Chereads / Agnan / Chapter 1 - Si Putih

Agnan

Klara_Indira
  • --
    chs / week
  • --
    NOT RATINGS
  • 10k
    Views
Synopsis

Chapter 1 - Si Putih

"Berani ya Lo!" teriak seorang bocah laki-laki di lorong yang sepi ini.

Tangan bocah laki-laki itu tiba-tiba saja menarik seragam bocah laki-laki yang berdiri ketakutan di depannya. "Agnan, jangan pernah panggil Gue hanya dengan nama Gue! Lo gak pantes jadi teman Gue apalagi setara sama Gue!

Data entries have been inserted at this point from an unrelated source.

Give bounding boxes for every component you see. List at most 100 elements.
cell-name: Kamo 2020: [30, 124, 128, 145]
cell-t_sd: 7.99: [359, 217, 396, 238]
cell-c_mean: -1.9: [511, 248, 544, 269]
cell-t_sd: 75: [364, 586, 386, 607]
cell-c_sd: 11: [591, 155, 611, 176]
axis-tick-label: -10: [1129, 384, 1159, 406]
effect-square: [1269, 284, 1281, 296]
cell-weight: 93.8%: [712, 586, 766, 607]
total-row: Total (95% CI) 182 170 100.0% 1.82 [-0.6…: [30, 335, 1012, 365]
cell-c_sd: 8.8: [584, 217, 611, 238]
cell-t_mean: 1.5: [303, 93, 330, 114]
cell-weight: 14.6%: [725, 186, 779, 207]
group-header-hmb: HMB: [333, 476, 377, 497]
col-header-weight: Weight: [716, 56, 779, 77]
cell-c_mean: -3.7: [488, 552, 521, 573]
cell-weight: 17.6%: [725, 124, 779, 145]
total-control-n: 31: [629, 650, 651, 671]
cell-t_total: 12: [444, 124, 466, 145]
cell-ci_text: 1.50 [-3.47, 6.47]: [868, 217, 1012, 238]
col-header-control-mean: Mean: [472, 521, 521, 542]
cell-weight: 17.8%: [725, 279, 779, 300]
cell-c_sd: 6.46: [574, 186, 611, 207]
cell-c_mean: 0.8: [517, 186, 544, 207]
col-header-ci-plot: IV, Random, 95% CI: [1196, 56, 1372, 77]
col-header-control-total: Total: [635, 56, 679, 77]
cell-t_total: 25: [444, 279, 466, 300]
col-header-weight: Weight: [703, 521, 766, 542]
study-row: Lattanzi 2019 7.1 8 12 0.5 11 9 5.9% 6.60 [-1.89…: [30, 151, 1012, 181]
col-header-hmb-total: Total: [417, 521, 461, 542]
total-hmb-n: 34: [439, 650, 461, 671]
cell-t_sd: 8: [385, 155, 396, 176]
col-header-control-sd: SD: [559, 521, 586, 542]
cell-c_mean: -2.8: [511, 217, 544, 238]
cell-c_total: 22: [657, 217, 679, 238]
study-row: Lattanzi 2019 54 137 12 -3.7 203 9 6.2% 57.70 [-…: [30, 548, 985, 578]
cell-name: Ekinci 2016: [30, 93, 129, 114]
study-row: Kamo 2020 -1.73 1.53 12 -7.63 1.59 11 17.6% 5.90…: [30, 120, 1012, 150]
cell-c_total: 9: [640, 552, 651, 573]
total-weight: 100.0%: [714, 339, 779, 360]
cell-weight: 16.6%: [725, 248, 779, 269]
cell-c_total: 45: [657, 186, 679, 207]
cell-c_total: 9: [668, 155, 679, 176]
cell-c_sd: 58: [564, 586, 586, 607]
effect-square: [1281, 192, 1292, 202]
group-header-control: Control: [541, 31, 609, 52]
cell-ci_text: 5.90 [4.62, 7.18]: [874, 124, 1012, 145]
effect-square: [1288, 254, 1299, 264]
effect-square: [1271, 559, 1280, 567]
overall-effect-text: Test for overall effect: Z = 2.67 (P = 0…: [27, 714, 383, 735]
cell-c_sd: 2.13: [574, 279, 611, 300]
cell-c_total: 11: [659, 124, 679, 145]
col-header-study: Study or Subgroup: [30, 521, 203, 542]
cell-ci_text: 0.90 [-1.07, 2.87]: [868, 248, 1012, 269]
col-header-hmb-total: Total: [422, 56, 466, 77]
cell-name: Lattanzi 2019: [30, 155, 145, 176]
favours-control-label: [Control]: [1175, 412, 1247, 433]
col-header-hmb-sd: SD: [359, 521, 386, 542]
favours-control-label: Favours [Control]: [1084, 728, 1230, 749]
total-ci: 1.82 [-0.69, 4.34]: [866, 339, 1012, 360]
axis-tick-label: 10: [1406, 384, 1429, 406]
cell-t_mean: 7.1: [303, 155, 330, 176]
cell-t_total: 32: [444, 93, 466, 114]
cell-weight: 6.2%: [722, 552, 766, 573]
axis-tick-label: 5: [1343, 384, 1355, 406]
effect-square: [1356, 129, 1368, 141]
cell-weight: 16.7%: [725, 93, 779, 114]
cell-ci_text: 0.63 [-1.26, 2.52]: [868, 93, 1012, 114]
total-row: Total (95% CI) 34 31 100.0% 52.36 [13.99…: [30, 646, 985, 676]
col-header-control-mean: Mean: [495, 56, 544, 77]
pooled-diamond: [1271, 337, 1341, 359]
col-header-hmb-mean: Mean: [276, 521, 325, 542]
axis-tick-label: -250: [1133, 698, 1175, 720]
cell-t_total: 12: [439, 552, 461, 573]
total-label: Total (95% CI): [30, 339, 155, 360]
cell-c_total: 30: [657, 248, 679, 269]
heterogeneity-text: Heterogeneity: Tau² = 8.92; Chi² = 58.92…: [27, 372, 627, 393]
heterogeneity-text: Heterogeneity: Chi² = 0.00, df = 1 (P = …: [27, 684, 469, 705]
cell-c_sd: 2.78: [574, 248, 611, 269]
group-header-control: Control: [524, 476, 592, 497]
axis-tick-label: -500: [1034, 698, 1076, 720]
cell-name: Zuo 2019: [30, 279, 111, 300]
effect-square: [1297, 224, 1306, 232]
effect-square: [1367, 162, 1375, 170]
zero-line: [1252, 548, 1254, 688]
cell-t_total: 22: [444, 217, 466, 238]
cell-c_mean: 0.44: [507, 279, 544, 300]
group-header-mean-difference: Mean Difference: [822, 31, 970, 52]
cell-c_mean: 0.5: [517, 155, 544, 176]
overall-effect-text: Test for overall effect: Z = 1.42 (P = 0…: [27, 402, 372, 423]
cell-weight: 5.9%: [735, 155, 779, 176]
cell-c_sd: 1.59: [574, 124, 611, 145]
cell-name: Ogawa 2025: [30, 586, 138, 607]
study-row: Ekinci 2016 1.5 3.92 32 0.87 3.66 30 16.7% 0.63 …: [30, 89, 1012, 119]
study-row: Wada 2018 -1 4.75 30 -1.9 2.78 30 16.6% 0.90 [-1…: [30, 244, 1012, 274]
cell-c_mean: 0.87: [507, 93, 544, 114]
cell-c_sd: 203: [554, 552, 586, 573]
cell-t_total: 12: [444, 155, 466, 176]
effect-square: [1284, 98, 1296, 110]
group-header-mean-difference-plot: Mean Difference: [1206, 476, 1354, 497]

Ingat, panggil Gue pakai Tuan, ngerti??" kata laki-laki yang ingin ia dipanggil Tuan.

Agnan, bocah berseragam putih biru harus berkali-kali mengambil nafas melalui mulutnya. Dadanya mulai mengembang dan mengempis dengan cepat. "B-Baik Ri-Rio hah... Tolong.. Lep-Lepaskan hahhh... Ak-Aku tidak bisa ber-nafas...," ujar Agnan sambil menatap memohon ke arah Rio.

Laki-laki muda dengan seragam yang bercorak sama langsung memiringkan senyumannya lalu ia melepaskan tangannya yang mengangkat seragam Agnan dan hampir mencekik Agnan.

"Agnan Agnan, senang juga ya mengerjai Kamu," ujar Rio. Agnan tersungkur di bawah Rio dengan memegang lehernya yang terasa sangat sakit.

Rio lalu menatap kedua temannya yang duduk bersandar tidak jauh dari tempatnya berdiri. "Gino, Jay, bukankah jika kita lakukan hal yang seru kembali?" ujar Rio yang menatap Agnan dengan sinis.

"Satu video lucu, badut sepertinya bagus," ujar Jay yang langsung mengeluarkan tripod miliknya dan sebuah kamera ponsel miliknya.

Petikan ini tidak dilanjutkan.